The plan was bold but essentially simple: pay us not to drill for oil.
As Ecuador's UN ambassador Francisco Carreon explained it at the time. He said the idea is that countries, enterprises, NGO's and people, citizens of the world, as we call them, can put their money in a trust fund to pay to protect part of Ecuador's Yasuni National Park.
Ecuador figured the oil beneath the tract of Amazon forest was worth about $7.5 billion, so it asked donors from around the world to pitch in half that amount to pay Ecuador not to pump it out.
The area is said to be one of the most biologically rich landscapes on the planet and is also home to several groups of indigenous people. Meanwhile, it were pumped out, the oil there would produce more than 400 million tons of greenhouse gas pollution.
So, supporters argued, the trust fund plan would help protect the land, the people and the climate.
"The idea is keep the oil underground," said former Quito mayor Roque Sevilla, who was appointed to sign up donors. "Receive the compensation by the developed world. Put all that money back in a trust fund. Invest the totality of that fund in environmental friendly energy systems, hydro, solar, wind."

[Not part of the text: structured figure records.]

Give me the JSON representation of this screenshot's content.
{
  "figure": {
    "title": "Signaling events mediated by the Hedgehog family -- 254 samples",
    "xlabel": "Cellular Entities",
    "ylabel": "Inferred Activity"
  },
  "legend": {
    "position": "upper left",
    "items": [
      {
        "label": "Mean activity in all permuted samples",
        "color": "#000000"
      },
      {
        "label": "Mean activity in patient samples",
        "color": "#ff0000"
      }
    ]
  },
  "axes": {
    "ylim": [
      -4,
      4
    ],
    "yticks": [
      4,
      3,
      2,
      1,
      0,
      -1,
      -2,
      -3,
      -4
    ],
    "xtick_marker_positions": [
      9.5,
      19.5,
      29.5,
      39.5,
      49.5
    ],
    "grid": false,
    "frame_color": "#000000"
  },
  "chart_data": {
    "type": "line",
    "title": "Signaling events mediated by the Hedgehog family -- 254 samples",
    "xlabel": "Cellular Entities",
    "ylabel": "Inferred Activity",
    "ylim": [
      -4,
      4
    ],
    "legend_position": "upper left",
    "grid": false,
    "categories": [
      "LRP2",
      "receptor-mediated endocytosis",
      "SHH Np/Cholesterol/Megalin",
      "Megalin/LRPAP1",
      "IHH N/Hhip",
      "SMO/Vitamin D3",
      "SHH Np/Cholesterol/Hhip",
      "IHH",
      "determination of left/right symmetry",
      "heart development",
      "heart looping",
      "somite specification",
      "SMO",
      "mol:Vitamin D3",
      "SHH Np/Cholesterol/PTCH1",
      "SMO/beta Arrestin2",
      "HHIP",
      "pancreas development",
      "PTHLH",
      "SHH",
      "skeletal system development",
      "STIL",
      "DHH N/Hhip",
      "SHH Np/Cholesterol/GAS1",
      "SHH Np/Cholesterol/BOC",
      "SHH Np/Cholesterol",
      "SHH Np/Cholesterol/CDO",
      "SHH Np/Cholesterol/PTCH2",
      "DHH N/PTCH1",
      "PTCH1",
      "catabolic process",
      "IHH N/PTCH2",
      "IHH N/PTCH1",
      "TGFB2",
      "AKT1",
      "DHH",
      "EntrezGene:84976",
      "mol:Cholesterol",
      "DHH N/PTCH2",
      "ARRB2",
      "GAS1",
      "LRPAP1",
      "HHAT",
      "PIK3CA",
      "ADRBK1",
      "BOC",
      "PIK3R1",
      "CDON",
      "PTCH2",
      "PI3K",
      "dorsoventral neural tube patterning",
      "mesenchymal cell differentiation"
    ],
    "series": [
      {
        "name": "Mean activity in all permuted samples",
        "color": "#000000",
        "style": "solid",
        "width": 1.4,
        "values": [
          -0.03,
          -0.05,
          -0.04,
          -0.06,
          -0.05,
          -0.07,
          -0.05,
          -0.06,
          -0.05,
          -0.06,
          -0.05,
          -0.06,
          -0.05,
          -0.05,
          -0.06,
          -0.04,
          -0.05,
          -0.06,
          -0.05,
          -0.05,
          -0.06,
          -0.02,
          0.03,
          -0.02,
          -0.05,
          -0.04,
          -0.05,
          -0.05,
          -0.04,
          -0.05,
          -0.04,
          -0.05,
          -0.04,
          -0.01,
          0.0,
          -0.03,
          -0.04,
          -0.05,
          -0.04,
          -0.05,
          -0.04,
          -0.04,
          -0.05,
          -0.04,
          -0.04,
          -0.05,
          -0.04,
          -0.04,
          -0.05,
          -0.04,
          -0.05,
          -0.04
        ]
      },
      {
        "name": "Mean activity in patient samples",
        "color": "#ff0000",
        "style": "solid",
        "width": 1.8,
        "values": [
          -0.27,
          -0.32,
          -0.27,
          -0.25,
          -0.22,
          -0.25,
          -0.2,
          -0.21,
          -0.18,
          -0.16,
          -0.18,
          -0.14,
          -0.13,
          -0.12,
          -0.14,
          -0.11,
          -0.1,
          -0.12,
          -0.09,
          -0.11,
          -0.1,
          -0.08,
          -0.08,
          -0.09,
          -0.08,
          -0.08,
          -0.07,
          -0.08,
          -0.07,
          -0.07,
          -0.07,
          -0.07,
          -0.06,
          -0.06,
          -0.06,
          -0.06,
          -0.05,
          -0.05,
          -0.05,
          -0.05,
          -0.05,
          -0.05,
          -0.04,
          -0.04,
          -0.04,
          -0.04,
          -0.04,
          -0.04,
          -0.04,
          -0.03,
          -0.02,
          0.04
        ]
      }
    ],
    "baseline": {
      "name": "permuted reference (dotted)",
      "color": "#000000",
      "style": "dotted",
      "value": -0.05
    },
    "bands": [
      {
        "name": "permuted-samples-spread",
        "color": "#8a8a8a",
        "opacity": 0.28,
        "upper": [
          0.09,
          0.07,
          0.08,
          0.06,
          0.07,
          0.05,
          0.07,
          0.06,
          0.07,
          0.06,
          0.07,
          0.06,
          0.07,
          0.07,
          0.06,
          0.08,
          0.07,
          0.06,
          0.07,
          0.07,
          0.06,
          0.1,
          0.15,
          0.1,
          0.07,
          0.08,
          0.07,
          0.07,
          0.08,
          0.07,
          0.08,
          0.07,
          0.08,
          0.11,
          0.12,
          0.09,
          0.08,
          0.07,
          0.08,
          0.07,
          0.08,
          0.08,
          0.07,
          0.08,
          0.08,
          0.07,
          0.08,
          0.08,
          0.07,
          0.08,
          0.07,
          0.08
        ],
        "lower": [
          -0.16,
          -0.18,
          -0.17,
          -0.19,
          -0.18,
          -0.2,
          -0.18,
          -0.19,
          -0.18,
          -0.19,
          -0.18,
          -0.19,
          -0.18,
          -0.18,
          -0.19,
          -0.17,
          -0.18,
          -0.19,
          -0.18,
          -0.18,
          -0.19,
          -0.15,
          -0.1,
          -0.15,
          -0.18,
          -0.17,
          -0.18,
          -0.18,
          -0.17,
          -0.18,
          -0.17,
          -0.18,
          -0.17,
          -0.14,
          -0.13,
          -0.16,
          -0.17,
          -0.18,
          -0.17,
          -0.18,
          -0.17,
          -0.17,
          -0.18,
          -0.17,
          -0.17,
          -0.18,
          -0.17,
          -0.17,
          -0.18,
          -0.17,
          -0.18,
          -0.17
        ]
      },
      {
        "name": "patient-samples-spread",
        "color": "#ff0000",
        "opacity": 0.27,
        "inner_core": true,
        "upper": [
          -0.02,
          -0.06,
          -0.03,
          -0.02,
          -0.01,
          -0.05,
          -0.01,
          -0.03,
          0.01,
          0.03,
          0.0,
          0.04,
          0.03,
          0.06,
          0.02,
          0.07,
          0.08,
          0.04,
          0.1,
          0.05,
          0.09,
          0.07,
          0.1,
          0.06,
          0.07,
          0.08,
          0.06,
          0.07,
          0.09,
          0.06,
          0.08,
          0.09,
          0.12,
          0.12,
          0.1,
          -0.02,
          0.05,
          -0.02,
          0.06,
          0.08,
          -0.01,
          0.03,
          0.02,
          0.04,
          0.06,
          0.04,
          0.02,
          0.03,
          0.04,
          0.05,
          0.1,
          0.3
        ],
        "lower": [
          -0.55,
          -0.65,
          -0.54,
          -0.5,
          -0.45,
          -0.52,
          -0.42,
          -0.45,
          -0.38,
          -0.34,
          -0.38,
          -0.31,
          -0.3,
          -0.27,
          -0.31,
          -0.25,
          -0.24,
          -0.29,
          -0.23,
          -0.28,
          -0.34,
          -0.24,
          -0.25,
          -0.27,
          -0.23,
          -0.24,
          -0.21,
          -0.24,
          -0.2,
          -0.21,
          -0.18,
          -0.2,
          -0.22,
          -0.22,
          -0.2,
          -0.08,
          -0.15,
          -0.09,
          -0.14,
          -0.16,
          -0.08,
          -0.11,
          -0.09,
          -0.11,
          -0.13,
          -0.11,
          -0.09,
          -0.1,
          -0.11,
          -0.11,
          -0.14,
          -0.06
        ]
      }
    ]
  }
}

But now, three years later, Ecuador has pulled the plug on the plan.
President Rafael Correa made the announcement in a speech that drew a loud crown of protesters outside the presidential palace.
The president said he made the decision "with deep sadness but also with absolute responsibility to our people and history."
He also said it one of the hardest decisions of his time in office.
At the time the plan was hailed by many as an innovative way to put an economic value on intact ecosystems and avoided pollution.
Others denounced it as akin to ecological blackmail.
The president said yesterday that Ecuador hadn't sought charity but instead was asking the world to take "co-responsibility in the face of climate change."
But global donors failed to step up. Actual contributions so far were just a tiny fraction of Ecuador's goal, and Correa said the country couldn't wait any longer to generate badly-needed income from the region.
All of which leaves a rhetorical question asked three years ago by Biologist Kelly Swing still hanging in the air:
"If we can't justify saving a place that has more species per square kilometer than any other place on the planet," Swing asked, "what are we going to decide to keep?"